Ich schlüpfte durch die Tür. Der Korridor war menschenleer, aber aus der Richtung, aus der ich ursprünglich gekommen war, näherten sich Stimmen. Sollte ich ihnen entgegengehen und es darauf ankommen lassen? Oder sollte ich einem Zusammenstoß aus dem Weg gehen und einen anderen Ausgang aus dem Tempel suchen?
Ich drehte mich um und ging dem Stimmengewirr entgegen. Diesen Weg kannte ich, und ich verspürte keine Lust, mich in dem verdammten Labyrinth, das dieser Tempel garantiert darstellte, zu verirren. Ich schritt energisch aus und dachte dabei über die interessante Tatsache nach, daß W'Watchun allem Anschein nach der Grundriß des Dokerty-Tempels unbekannt war. Darum war aus dieser Richtung keine Hilfe zu erwarten, wenn es darum ging, den Ausgang aus diesem Höllenloch zu finden.

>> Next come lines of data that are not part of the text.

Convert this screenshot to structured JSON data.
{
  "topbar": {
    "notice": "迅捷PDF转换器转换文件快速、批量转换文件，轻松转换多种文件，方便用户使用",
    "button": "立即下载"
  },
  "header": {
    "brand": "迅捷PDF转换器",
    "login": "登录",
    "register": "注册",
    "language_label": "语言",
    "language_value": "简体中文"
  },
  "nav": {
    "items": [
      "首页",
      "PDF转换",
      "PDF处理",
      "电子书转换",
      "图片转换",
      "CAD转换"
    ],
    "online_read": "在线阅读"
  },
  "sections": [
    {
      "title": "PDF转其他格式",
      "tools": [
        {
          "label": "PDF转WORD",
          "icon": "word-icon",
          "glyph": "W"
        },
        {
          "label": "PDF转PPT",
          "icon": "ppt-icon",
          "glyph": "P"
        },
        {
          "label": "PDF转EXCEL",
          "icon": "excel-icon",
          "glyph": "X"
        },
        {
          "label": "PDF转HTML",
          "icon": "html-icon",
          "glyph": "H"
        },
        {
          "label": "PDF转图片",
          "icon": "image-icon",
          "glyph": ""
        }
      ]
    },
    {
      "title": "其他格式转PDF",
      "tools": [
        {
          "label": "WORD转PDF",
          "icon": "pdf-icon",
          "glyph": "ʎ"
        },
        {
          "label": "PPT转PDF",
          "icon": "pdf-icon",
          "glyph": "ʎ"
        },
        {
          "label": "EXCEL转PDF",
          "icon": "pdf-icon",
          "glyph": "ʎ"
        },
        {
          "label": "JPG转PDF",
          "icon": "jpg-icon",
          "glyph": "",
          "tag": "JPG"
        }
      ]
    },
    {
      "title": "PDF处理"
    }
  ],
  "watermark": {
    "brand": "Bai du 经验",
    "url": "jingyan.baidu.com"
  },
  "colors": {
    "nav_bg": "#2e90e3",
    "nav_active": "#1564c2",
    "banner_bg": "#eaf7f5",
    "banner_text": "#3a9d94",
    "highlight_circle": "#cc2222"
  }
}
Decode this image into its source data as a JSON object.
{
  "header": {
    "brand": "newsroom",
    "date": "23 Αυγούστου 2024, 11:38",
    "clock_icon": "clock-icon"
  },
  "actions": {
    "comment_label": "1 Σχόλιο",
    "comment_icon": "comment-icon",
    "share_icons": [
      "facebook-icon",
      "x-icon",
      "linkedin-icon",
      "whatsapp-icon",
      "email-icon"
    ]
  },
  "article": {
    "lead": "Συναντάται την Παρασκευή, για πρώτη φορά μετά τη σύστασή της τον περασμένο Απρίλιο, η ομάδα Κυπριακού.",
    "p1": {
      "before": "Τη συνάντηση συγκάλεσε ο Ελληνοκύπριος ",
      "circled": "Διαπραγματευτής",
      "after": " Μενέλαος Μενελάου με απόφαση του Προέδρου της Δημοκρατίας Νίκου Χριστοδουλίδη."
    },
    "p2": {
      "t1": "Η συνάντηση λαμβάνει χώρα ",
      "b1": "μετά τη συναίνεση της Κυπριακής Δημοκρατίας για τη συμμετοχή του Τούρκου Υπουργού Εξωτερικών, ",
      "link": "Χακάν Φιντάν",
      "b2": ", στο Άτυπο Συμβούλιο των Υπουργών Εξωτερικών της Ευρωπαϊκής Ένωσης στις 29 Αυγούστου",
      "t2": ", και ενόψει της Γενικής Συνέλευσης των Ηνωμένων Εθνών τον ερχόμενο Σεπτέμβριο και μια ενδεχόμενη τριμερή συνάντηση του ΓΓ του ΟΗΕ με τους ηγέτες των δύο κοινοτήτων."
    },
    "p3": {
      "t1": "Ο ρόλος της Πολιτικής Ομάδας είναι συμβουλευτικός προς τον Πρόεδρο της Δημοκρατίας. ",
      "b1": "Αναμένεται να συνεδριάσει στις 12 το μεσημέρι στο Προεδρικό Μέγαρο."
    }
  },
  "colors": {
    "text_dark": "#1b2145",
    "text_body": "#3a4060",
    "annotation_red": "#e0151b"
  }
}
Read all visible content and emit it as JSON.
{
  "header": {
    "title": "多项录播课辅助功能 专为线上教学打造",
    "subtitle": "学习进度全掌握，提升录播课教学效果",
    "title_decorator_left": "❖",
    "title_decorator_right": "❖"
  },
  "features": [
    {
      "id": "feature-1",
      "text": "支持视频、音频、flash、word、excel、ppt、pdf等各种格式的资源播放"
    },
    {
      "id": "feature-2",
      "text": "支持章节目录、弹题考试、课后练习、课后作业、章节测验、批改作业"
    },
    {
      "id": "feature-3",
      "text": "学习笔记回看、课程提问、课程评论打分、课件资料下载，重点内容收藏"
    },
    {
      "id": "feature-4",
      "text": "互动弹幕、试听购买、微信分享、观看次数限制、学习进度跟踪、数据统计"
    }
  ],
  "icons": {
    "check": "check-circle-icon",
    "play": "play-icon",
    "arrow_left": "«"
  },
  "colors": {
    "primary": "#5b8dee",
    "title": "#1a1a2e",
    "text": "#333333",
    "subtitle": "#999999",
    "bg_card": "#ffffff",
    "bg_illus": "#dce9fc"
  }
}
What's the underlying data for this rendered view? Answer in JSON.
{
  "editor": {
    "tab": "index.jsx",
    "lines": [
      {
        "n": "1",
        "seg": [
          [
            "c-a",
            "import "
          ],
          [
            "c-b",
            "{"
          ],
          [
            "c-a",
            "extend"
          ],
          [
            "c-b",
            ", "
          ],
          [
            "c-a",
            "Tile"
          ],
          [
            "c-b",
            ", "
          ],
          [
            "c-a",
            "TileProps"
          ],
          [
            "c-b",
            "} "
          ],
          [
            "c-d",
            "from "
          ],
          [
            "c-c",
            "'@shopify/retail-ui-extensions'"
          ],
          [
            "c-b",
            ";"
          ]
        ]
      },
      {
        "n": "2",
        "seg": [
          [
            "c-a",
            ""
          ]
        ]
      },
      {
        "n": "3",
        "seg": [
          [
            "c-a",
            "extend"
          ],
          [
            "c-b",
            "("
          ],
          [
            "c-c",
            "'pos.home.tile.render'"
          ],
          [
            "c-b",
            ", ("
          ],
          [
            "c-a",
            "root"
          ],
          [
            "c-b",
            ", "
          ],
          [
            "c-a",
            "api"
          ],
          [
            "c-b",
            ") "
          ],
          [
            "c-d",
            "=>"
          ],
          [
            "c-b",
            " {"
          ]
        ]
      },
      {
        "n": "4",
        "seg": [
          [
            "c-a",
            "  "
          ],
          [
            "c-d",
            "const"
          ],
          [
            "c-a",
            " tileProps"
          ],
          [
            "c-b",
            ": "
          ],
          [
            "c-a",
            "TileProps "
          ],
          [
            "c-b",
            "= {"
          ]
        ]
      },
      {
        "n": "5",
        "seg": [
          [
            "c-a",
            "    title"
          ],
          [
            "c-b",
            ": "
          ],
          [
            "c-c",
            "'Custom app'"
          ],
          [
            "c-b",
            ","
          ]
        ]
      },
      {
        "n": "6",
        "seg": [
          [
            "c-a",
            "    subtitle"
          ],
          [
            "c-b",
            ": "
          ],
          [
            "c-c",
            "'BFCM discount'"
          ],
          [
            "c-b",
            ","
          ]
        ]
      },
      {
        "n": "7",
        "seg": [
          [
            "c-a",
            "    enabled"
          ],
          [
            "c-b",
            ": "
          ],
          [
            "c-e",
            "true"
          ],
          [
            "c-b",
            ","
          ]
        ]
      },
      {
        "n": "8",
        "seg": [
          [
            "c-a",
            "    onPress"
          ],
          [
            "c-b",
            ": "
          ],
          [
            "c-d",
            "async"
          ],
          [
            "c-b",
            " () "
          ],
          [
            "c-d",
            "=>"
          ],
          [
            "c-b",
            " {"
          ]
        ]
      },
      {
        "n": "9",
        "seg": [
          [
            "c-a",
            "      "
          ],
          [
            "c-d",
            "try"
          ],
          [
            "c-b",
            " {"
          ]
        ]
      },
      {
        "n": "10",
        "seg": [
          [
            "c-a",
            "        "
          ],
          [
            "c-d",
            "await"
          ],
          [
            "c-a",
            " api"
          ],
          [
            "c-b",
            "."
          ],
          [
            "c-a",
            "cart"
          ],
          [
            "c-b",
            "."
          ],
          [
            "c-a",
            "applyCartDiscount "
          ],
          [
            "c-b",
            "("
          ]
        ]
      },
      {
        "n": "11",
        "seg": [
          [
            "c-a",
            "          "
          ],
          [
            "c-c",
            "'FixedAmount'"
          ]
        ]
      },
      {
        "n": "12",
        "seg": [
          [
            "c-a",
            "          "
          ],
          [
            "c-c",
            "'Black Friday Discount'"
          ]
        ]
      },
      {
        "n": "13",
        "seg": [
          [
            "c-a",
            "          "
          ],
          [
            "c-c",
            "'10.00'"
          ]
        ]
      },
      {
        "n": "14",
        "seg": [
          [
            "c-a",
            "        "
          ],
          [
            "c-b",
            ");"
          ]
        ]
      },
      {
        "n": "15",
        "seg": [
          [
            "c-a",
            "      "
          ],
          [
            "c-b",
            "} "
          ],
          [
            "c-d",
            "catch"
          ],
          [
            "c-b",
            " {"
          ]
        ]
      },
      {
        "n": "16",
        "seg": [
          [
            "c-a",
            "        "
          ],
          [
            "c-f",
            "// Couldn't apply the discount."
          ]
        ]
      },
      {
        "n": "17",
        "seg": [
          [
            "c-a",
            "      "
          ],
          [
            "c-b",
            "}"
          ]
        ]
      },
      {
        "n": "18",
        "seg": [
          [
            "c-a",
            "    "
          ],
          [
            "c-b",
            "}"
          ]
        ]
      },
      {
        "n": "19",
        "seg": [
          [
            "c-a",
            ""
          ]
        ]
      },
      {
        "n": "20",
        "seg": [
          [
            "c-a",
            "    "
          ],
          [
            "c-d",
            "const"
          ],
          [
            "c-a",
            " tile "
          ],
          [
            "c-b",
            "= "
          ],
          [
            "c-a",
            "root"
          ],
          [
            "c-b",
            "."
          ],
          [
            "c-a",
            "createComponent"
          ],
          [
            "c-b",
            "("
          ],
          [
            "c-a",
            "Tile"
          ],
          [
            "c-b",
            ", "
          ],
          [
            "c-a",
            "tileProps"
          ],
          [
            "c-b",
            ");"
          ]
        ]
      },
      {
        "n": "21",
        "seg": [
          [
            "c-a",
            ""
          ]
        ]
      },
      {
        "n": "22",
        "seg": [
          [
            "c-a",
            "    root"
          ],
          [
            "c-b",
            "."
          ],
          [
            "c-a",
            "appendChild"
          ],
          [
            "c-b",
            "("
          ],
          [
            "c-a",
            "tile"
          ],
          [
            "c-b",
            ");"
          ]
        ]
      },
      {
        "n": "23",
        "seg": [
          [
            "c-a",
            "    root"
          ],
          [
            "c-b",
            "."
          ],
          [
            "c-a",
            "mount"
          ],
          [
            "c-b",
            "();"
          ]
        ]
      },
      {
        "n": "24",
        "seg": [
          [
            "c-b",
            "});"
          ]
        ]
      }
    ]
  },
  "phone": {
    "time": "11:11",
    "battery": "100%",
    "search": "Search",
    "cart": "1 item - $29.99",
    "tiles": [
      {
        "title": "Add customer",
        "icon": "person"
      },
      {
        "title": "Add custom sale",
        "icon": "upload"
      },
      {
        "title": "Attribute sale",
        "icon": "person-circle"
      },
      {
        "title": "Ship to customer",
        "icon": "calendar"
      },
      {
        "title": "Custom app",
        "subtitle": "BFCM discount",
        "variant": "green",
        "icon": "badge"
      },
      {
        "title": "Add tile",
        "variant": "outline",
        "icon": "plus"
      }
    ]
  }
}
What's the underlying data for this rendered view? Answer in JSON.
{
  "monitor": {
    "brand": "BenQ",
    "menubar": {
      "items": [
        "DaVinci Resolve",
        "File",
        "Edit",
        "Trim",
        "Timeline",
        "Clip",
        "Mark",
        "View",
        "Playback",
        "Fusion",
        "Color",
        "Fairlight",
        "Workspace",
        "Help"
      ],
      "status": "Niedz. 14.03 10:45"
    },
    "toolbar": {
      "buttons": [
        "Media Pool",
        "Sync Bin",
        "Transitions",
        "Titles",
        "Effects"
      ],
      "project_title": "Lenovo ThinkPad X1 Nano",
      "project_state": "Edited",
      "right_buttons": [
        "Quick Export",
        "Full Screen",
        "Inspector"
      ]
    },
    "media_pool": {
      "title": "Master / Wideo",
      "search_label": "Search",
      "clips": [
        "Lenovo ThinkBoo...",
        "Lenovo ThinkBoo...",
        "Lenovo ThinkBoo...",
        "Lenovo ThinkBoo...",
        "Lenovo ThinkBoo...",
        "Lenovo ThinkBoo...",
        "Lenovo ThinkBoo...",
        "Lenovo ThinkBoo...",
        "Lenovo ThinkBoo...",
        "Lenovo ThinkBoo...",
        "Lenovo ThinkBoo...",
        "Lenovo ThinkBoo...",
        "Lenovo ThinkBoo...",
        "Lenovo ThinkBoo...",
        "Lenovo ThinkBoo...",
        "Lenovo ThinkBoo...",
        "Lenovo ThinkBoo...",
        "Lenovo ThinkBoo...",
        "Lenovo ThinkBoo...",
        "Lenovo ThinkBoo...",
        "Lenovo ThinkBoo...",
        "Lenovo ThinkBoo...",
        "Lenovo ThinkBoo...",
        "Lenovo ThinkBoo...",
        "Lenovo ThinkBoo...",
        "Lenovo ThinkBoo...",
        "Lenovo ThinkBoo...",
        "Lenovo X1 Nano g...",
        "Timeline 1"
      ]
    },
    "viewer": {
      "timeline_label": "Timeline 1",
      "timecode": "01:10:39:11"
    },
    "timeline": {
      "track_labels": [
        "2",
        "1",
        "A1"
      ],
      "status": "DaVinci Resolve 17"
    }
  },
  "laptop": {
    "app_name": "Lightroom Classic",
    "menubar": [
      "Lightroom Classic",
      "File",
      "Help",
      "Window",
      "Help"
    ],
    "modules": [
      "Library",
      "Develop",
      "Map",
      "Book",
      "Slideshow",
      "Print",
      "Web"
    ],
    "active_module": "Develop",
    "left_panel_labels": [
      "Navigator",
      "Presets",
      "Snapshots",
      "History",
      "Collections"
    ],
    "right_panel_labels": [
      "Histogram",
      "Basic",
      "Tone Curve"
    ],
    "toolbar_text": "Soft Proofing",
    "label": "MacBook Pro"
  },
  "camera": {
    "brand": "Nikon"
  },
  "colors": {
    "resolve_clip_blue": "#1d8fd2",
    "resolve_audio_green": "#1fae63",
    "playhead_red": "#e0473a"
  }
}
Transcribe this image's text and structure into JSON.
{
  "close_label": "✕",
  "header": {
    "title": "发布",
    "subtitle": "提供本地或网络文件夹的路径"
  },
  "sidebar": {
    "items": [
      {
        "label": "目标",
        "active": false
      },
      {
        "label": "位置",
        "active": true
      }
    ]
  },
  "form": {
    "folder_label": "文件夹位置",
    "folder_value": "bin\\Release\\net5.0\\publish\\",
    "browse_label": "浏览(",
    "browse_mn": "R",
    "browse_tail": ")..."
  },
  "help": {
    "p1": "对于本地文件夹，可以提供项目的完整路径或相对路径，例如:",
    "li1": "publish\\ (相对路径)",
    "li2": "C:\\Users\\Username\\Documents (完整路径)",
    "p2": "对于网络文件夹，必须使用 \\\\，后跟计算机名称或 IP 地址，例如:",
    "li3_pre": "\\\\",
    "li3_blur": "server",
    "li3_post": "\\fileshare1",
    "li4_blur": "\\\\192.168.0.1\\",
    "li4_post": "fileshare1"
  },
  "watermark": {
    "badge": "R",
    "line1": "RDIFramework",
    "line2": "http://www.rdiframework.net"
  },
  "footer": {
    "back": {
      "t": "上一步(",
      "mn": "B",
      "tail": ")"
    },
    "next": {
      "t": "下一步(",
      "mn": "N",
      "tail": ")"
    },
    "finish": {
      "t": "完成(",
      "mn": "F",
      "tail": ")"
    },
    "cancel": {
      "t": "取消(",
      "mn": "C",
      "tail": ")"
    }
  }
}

Die Stimmen gehörten einer Gruppe von Dienern, die auf Traggestellen Wasserfässer herbeitrugen. Sie traten beiseite und senkten respektvoll die Köpfe, als ich an ihnen vorbeiging.
Der Zauberer benutzte zwar die Dokerty-Religion, kannte sich aber nicht im Tempel aus; das ließ nur die Schlußfolgerung zu, daß er selbst nicht zu den Dokerty-Anhängern gehörte. Das war ein angenehmer Gedanke.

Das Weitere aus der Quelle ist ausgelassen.